Der spirituelle Ansatz
Heute wird viel über Spiritualität gesprochen. Was ist das? Wir sind nicht Menschenwesen, die nach Spiritualität suchen, sondern spirituelle Wesen, die nach dem Menschsein suchen. Was unterscheidet denn nun einen Menschen der spirituell ist, von einem Menschen der diese Stufe, dieses Bewusstsein noch nicht erreicht hat? Wie erreicht man Spiritualität? Ist Spiritualität erstrebenswert? Welchen Sinn hat sie? Was ist der Unterschied, zwischen Gläubigkeit, Religiosität und Spiritualität? Religion ist für mich der Ausdruck dessen, dass der Mensch schon immer jenseits seiner erkennbaren Existenz und seiner diesseitigen Konzepte, nach etwas Transpersonalen sucht. Das nicht nur Wissen und Wissenschaft Antriebe zur Welterkundung sind. Sondern, dass das Suchen nach Glaubensinhalten ein eigenständiger Trieb ist, der die Vielfalt spiritueller Erfahrungen (Erfahrungen, die unseren Wissenshorizont, wo immer der steht, überschreitet), einordnet und uns beschreiben kann. Woher immer diese Suche (Sucht) kommt. Sie ist ein in den meisten Menschen, bei aller Verwissenschaftlichung, erkennbarer Drang. Vielleicht nicht in der ersten Lebenshälfte und vielleicht auch nicht unter normalen Umständen. Die meisten Menschen, denen ich begegnen durfte, hatten aber unter allen Umständen ihres Lebens diese Fragen in sich. Manchmal verborgen in den großen Fragen nach dem Sinn. Vor allem in den mystischen Bewegungen aller Religionen ist der Weg und das Ziel beschrieben. Spontane Erkenntnis (Erkenntnis: plötzliches Wissen; Erfahrungen erweiternd) und Meditation und Kontemplation, sind die Königswege. Neurobiologisch handelt es sich um die Erregung bestimmter Hirnareale, die das tiefe Gefühl der Verbundenheit mit Allem und dem einen Ganzen, erzeugt.

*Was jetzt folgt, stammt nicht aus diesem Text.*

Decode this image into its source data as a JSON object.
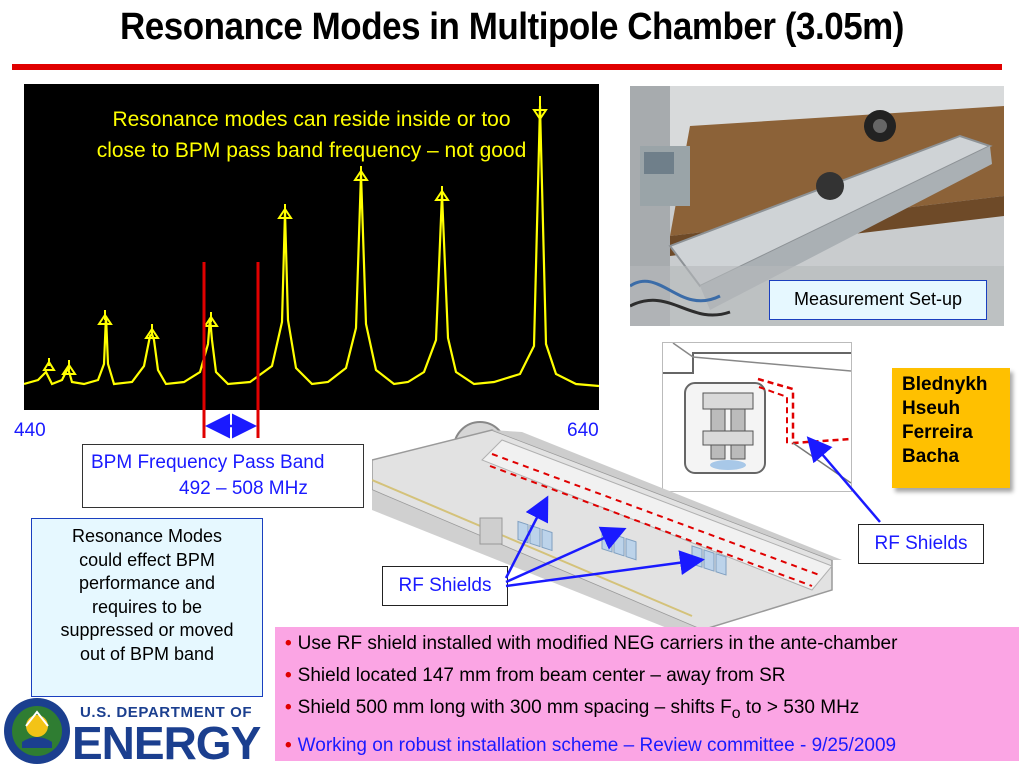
{
  "slide": {
    "title": "Resonance Modes in Multipole Chamber (3.05m)"
  },
  "spectrum": {
    "caption_line1": "Resonance modes  can reside inside or too",
    "caption_line2": "close  to BPM pass band frequency – not good",
    "x_start_label": "440",
    "x_end_label": "640"
  },
  "pass_band": {
    "label": "BPM Frequency Pass Band",
    "range": "492 – 508 MHz"
  },
  "resonance_note": {
    "lines": [
      "Resonance Modes",
      "could effect BPM",
      "performance and",
      "requires to be",
      "suppressed or moved",
      "out of BPM band"
    ]
  },
  "photo": {
    "caption": "Measurement Set-up"
  },
  "authors": [
    "Blednykh",
    "Hseuh",
    "Ferreira",
    "Bacha"
  ],
  "rf_shields": {
    "label_right": "RF Shields",
    "label_left": "RF Shields"
  },
  "bullets": {
    "b1": "Use RF shield installed with modified NEG carriers in the ante-chamber",
    "b2": "Shield located 147 mm from beam center – away from SR",
    "b3_pre": "Shield 500 mm long with 300 mm spacing – shifts  F",
    "b3_sub": "o",
    "b3_post": " to > 530 MHz",
    "b4": "Working on robust installation scheme – Review committee - 9/25/2009"
  },
  "logo": {
    "line1": "U.S. DEPARTMENT OF",
    "line2": "ENERGY"
  },
  "colors": {
    "title_rule": "#e00000",
    "trace": "#ffff00",
    "band_marker": "#e00000",
    "label_blue": "#1a1aff",
    "author_box": "#ffc000",
    "bullet_box": "#fba5e4",
    "note_box": "#e6f8ff"
  }
}
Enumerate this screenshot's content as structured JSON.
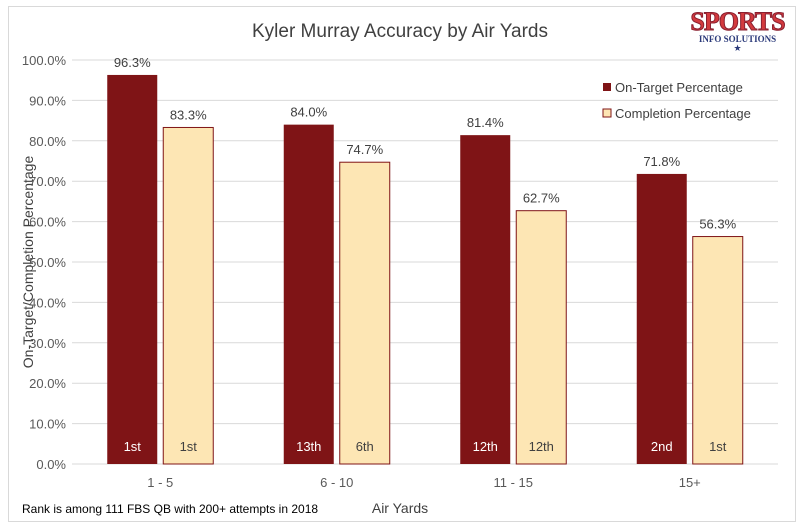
{
  "logo": {
    "text": "SPORTS INFO SOLUTIONS"
  },
  "chart_data": {
    "type": "bar",
    "title": "Kyler Murray Accuracy by Air Yards",
    "xlabel": "Air Yards",
    "ylabel": "On-Target/Completion Percentage",
    "ylim": [
      0,
      100
    ],
    "yticks": [
      "0.0%",
      "10.0%",
      "20.0%",
      "30.0%",
      "40.0%",
      "50.0%",
      "60.0%",
      "70.0%",
      "80.0%",
      "90.0%",
      "100.0%"
    ],
    "grid": true,
    "legend": "top-right",
    "categories": [
      "1 - 5",
      "6 - 10",
      "11 - 15",
      "15+"
    ],
    "series": [
      {
        "name": "On-Target Percentage",
        "color": "#7f1416",
        "values": [
          96.3,
          84.0,
          81.4,
          71.8
        ],
        "labels": [
          "96.3%",
          "84.0%",
          "81.4%",
          "71.8%"
        ],
        "ranks": [
          "1st",
          "13th",
          "12th",
          "2nd"
        ]
      },
      {
        "name": "Completion Percentage",
        "color": "#fde6b4",
        "values": [
          83.3,
          74.7,
          62.7,
          56.3
        ],
        "labels": [
          "83.3%",
          "74.7%",
          "62.7%",
          "56.3%"
        ],
        "ranks": [
          "1st",
          "6th",
          "12th",
          "1st"
        ]
      }
    ],
    "footnote": "Rank is among 111 FBS QB with 200+ attempts in 2018"
  }
}
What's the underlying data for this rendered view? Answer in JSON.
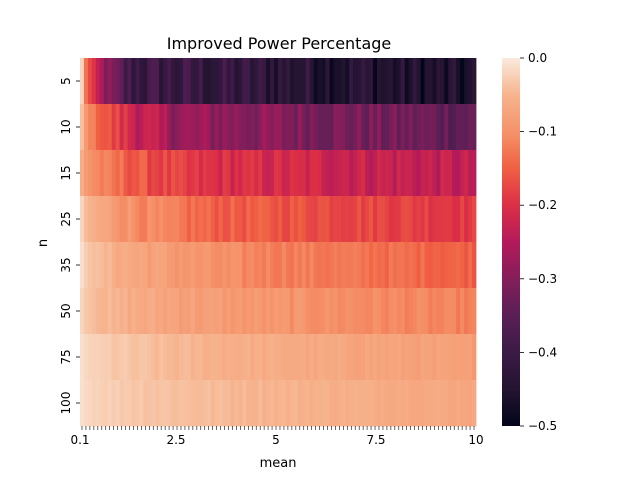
{
  "chart_data": {
    "type": "heatmap",
    "title": "Improved Power Percentage",
    "xlabel": "mean",
    "ylabel": "n",
    "rows": [
      "5",
      "10",
      "15",
      "25",
      "35",
      "50",
      "75",
      "100"
    ],
    "x_ticks": [
      "0.1",
      "2.5",
      "5",
      "7.5",
      "10"
    ],
    "x_tick_values": [
      0.1,
      2.5,
      5,
      7.5,
      10
    ],
    "x_range": [
      0.1,
      10
    ],
    "n_columns": 100,
    "colorbar": {
      "range": [
        -0.5,
        0.0
      ],
      "ticks": [
        "0.0",
        "−0.1",
        "−0.2",
        "−0.3",
        "−0.4",
        "−0.5"
      ],
      "tick_values": [
        0.0,
        -0.1,
        -0.2,
        -0.3,
        -0.4,
        -0.5
      ]
    },
    "row_profiles": [
      {
        "n": "5",
        "start": -0.02,
        "ramp_end_mean": 1.3,
        "plateau": -0.4,
        "end": -0.47
      },
      {
        "n": "10",
        "start": -0.04,
        "ramp_end_mean": 2.5,
        "plateau": -0.28,
        "end": -0.34
      },
      {
        "n": "15",
        "start": -0.06,
        "ramp_end_mean": 3.0,
        "plateau": -0.2,
        "end": -0.24
      },
      {
        "n": "25",
        "start": -0.02,
        "ramp_end_mean": 3.5,
        "plateau": -0.15,
        "end": -0.19
      },
      {
        "n": "35",
        "start": -0.01,
        "ramp_end_mean": 4.0,
        "plateau": -0.11,
        "end": -0.15
      },
      {
        "n": "50",
        "start": -0.02,
        "ramp_end_mean": 4.0,
        "plateau": -0.09,
        "end": -0.12
      },
      {
        "n": "75",
        "start": -0.01,
        "ramp_end_mean": 4.5,
        "plateau": -0.06,
        "end": -0.085
      },
      {
        "n": "100",
        "start": -0.01,
        "ramp_end_mean": 5.0,
        "plateau": -0.05,
        "end": -0.07
      }
    ],
    "colormap": "rocket",
    "grid": false
  }
}
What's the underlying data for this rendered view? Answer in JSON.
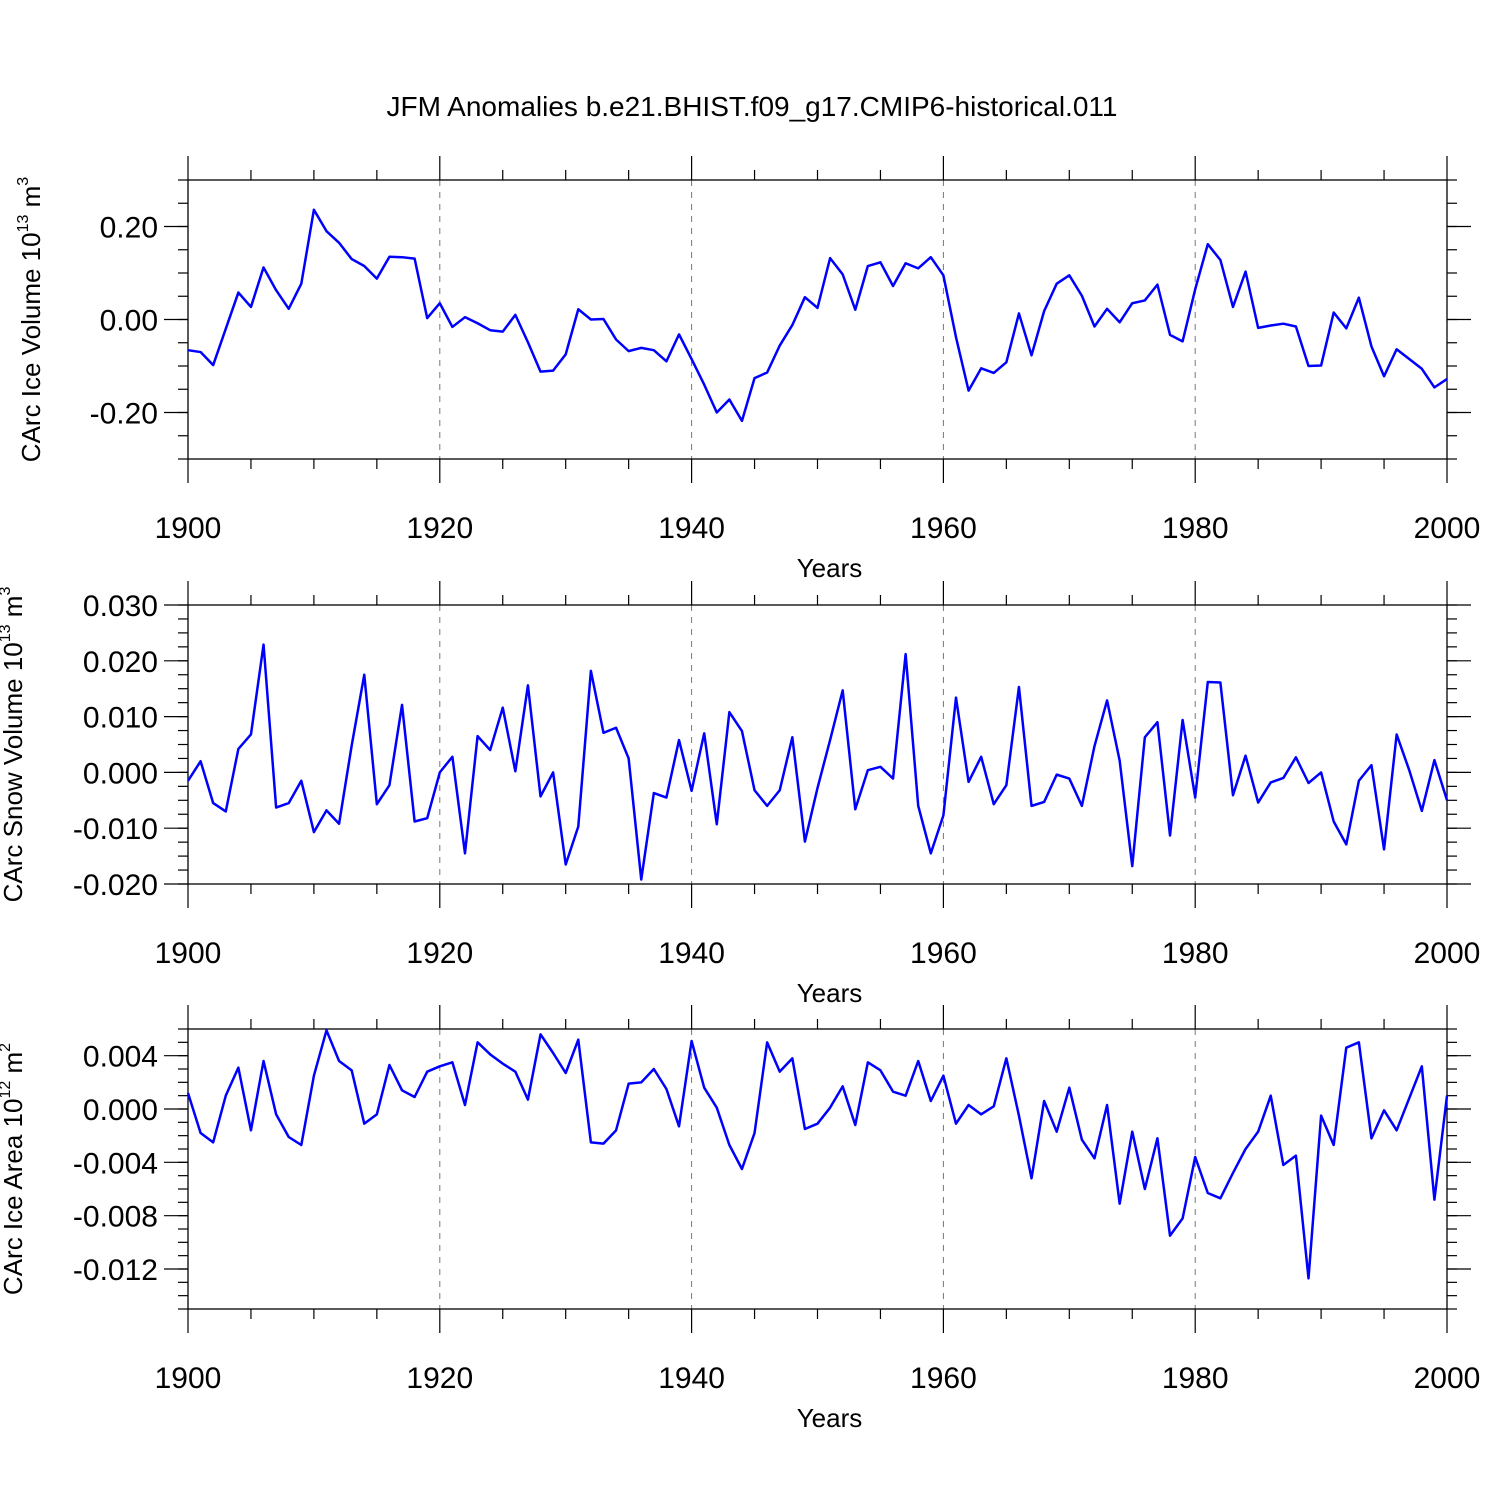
{
  "title": "JFM Anomalies b.e21.BHIST.f09_g17.CMIP6-historical.011",
  "series_color": "#0000ff",
  "chart_data": [
    {
      "type": "line",
      "name": "ice-volume",
      "ylabel": {
        "text": "CArc Ice Volume 10",
        "sup": "13",
        "unit": " m",
        "unit_sup": "3"
      },
      "xlabel": "Years",
      "xlim": [
        1900,
        2000
      ],
      "ylim": [
        -0.3,
        0.3
      ],
      "yticks": [
        -0.2,
        0.0,
        0.2
      ],
      "ytick_labels": [
        "-0.20",
        "0.00",
        "0.20"
      ],
      "ytick_minor": 0.05,
      "xticks": [
        1900,
        1920,
        1940,
        1960,
        1980,
        2000
      ],
      "xtick_labels": [
        "1900",
        "1920",
        "1940",
        "1960",
        "1980",
        "2000"
      ],
      "grid_x": [
        1920,
        1940,
        1960,
        1980
      ],
      "x_start": 1900,
      "values": [
        -0.066,
        -0.07,
        -0.098,
        -0.02,
        0.058,
        0.027,
        0.112,
        0.063,
        0.023,
        0.077,
        0.236,
        0.19,
        0.165,
        0.13,
        0.115,
        0.088,
        0.135,
        0.134,
        0.131,
        0.003,
        0.035,
        -0.016,
        0.005,
        -0.008,
        -0.023,
        -0.026,
        0.01,
        -0.049,
        -0.112,
        -0.11,
        -0.075,
        0.022,
        0.0,
        0.001,
        -0.043,
        -0.068,
        -0.061,
        -0.066,
        -0.09,
        -0.032,
        -0.085,
        -0.14,
        -0.2,
        -0.172,
        -0.218,
        -0.126,
        -0.114,
        -0.056,
        -0.012,
        0.048,
        0.025,
        0.132,
        0.097,
        0.021,
        0.115,
        0.123,
        0.072,
        0.121,
        0.11,
        0.134,
        0.095,
        -0.038,
        -0.153,
        -0.105,
        -0.115,
        -0.092,
        0.013,
        -0.077,
        0.018,
        0.077,
        0.095,
        0.051,
        -0.015,
        0.023,
        -0.006,
        0.035,
        0.041,
        0.075,
        -0.033,
        -0.047,
        0.065,
        0.162,
        0.128,
        0.027,
        0.103,
        -0.018,
        -0.013,
        -0.009,
        -0.015,
        -0.1,
        -0.099,
        0.015,
        -0.019,
        0.047,
        -0.058,
        -0.122,
        -0.064,
        -0.085,
        -0.106,
        -0.146,
        -0.128
      ]
    },
    {
      "type": "line",
      "name": "snow-volume",
      "ylabel": {
        "text": "CArc Snow Volume 10",
        "sup": "13",
        "unit": " m",
        "unit_sup": "3"
      },
      "xlabel": "Years",
      "xlim": [
        1900,
        2000
      ],
      "ylim": [
        -0.02,
        0.03
      ],
      "yticks": [
        -0.02,
        -0.01,
        0.0,
        0.01,
        0.02,
        0.03
      ],
      "ytick_labels": [
        "-0.020",
        "-0.010",
        "0.000",
        "0.010",
        "0.020",
        "0.030"
      ],
      "ytick_minor": 0.0025,
      "xticks": [
        1900,
        1920,
        1940,
        1960,
        1980,
        2000
      ],
      "xtick_labels": [
        "1900",
        "1920",
        "1940",
        "1960",
        "1980",
        "2000"
      ],
      "grid_x": [
        1920,
        1940,
        1960,
        1980
      ],
      "x_start": 1900,
      "values": [
        -0.0015,
        0.002,
        -0.0055,
        -0.007,
        0.0042,
        0.0068,
        0.0229,
        -0.0063,
        -0.0055,
        -0.0015,
        -0.0107,
        -0.0068,
        -0.0092,
        0.0048,
        0.0175,
        -0.0057,
        -0.0023,
        0.0121,
        -0.0088,
        -0.0082,
        0.0,
        0.0028,
        -0.0145,
        0.0065,
        0.004,
        0.0116,
        0.0002,
        0.0156,
        -0.0043,
        0.0,
        -0.0165,
        -0.0097,
        0.0182,
        0.0071,
        0.008,
        0.0025,
        -0.0192,
        -0.0037,
        -0.0045,
        0.0058,
        -0.0033,
        0.007,
        -0.0093,
        0.0108,
        0.0074,
        -0.0032,
        -0.006,
        -0.0032,
        0.0063,
        -0.0124,
        -0.0028,
        0.0058,
        0.0147,
        -0.0066,
        0.0004,
        0.001,
        -0.0011,
        0.0212,
        -0.006,
        -0.0145,
        -0.0077,
        0.0134,
        -0.0017,
        0.0028,
        -0.0057,
        -0.0023,
        0.0153,
        -0.006,
        -0.0053,
        -0.0004,
        -0.0011,
        -0.006,
        0.0047,
        0.0129,
        0.0021,
        -0.0168,
        0.0063,
        0.009,
        -0.0113,
        0.0094,
        -0.0045,
        0.0162,
        0.0161,
        -0.0041,
        0.003,
        -0.0054,
        -0.0018,
        -0.001,
        0.0027,
        -0.0019,
        0.0,
        -0.0088,
        -0.0129,
        -0.0015,
        0.0013,
        -0.0138,
        0.0068,
        0.0004,
        -0.0069,
        0.0022,
        -0.005
      ]
    },
    {
      "type": "line",
      "name": "ice-area",
      "ylabel": {
        "text": "CArc Ice Area 10",
        "sup": "12",
        "unit": " m",
        "unit_sup": "2"
      },
      "xlabel": "Years",
      "xlim": [
        1900,
        2000
      ],
      "ylim": [
        -0.015,
        0.006
      ],
      "yticks": [
        -0.012,
        -0.008,
        -0.004,
        0.0,
        0.004
      ],
      "ytick_labels": [
        "-0.012",
        "-0.008",
        "-0.004",
        "0.000",
        "0.004"
      ],
      "ytick_minor": 0.001,
      "xticks": [
        1900,
        1920,
        1940,
        1960,
        1980,
        2000
      ],
      "xtick_labels": [
        "1900",
        "1920",
        "1940",
        "1960",
        "1980",
        "2000"
      ],
      "grid_x": [
        1920,
        1940,
        1960,
        1980
      ],
      "x_start": 1900,
      "values": [
        0.0012,
        -0.0018,
        -0.0025,
        0.001,
        0.0031,
        -0.0016,
        0.0036,
        -0.0004,
        -0.0021,
        -0.0027,
        0.0025,
        0.0059,
        0.0036,
        0.0029,
        -0.0011,
        -0.0004,
        0.0033,
        0.0014,
        0.0009,
        0.0028,
        0.0032,
        0.0035,
        0.0003,
        0.005,
        0.0041,
        0.0034,
        0.0028,
        0.0007,
        0.0056,
        0.0042,
        0.0027,
        0.0052,
        -0.0025,
        -0.0026,
        -0.0016,
        0.0019,
        0.002,
        0.003,
        0.0015,
        -0.0013,
        0.0051,
        0.0016,
        0.0001,
        -0.0027,
        -0.0045,
        -0.0018,
        0.005,
        0.0028,
        0.0038,
        -0.0015,
        -0.0011,
        0.0001,
        0.0017,
        -0.0012,
        0.0035,
        0.0029,
        0.0013,
        0.001,
        0.0036,
        0.0006,
        0.0025,
        -0.0011,
        0.0003,
        -0.0004,
        0.0002,
        0.0038,
        -0.0005,
        -0.0052,
        0.0006,
        -0.0017,
        0.0016,
        -0.0023,
        -0.0037,
        0.0003,
        -0.0071,
        -0.0017,
        -0.006,
        -0.0022,
        -0.0095,
        -0.0082,
        -0.0036,
        -0.0063,
        -0.0067,
        -0.0048,
        -0.003,
        -0.0017,
        0.001,
        -0.0042,
        -0.0035,
        -0.0127,
        -0.0005,
        -0.0027,
        0.0046,
        0.005,
        -0.0022,
        -0.0001,
        -0.0016,
        0.0008,
        0.0032,
        -0.0068,
        0.001
      ]
    }
  ]
}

Ziele eines spirituellen Lebens
1. Das Erreichen einer kosmischen Ethik.
Ethik
als ein Wissen von einer kosmischen Ordnung, die sich über Vernunft und einem tiefen subjektiven Empfinden unter Einbezug der realen Verhältnisse, von mal zu mal finden lässt. Vielleicht auch. erst im Dialog mit Anderen. Daraus ergibt sich ein angemessenes Handeln, z.B. wer von euch ohne Sünde ist, werfe den ersten Stein." Diese uns vorgegebene Ordnung ist evolutionär verankert und lässt sich bei entsprechenden Tests bereits bei Kleinstkindern beobachten. Sie wird dann von der Moral überformt. Das tut MAN nicht (Wer ist MAN?).
Moral
Tut so, als gebe es ein Richtig und Falsch. Von Verkündern verkündet, die es, weil sie in der Vorsehung sind, wissen müssen. In der Moral gibt es immer ein Oben und ein Unten- in der Ethik nicht. Die Moral ist immer zeitgemäß. Sie ändert sich kollektiv schnell und scheint oft nur ein sehr flüchtiger Zeitgeist, mehr oder weniger von einer Obrigkeit bestimmt.
2. Das Erreichen und Etablieren eines Zentrums der Gelassenheit und der stillen Zentriertheit.
3. Das Erfahren des inneren, nichtwertenden Beobachters.
4. Das Erfahren der Erkenntnis, dass Alles miteinander verbunden ist.
5. Die Erfahrung der eigenen Endlichkeit – aber auch der eigenen Einmaligkeit (Göttlichkeit).
6. Das Erfahren einer Vision für das eigene Leben.
Dieses transpersonale Wissen wird durch vielfältige innere und äußere Erlebnisse erfahren und erfahrbar. Manchmal auch ganz spontan, über einen Traum oder eine Vision. Viele Menschen haben solche transpersonalen Erfahrungen, die ihr Bewusstseinsmodell manchmal erheblich irritieren. Hier bedarf es oft einer intensiven Beratung, die hilft, das Erlebte in die Persönlichkeit zu integrieren. So verstehe ich meine spirituelle Arbeit. Sie weist über die Moral auf die ethischen Aspekte eines Ereignisses hin und hilft auch, ungewöhnliche Bewusstseinszustände, die üblicherweise pathologisiert werden, in den Lebens- und persönlichen Kontext zu integrieren. Nicht mit esoterischen" Mitteln, sondern mit Mitteln der Vernunft und der Empathie.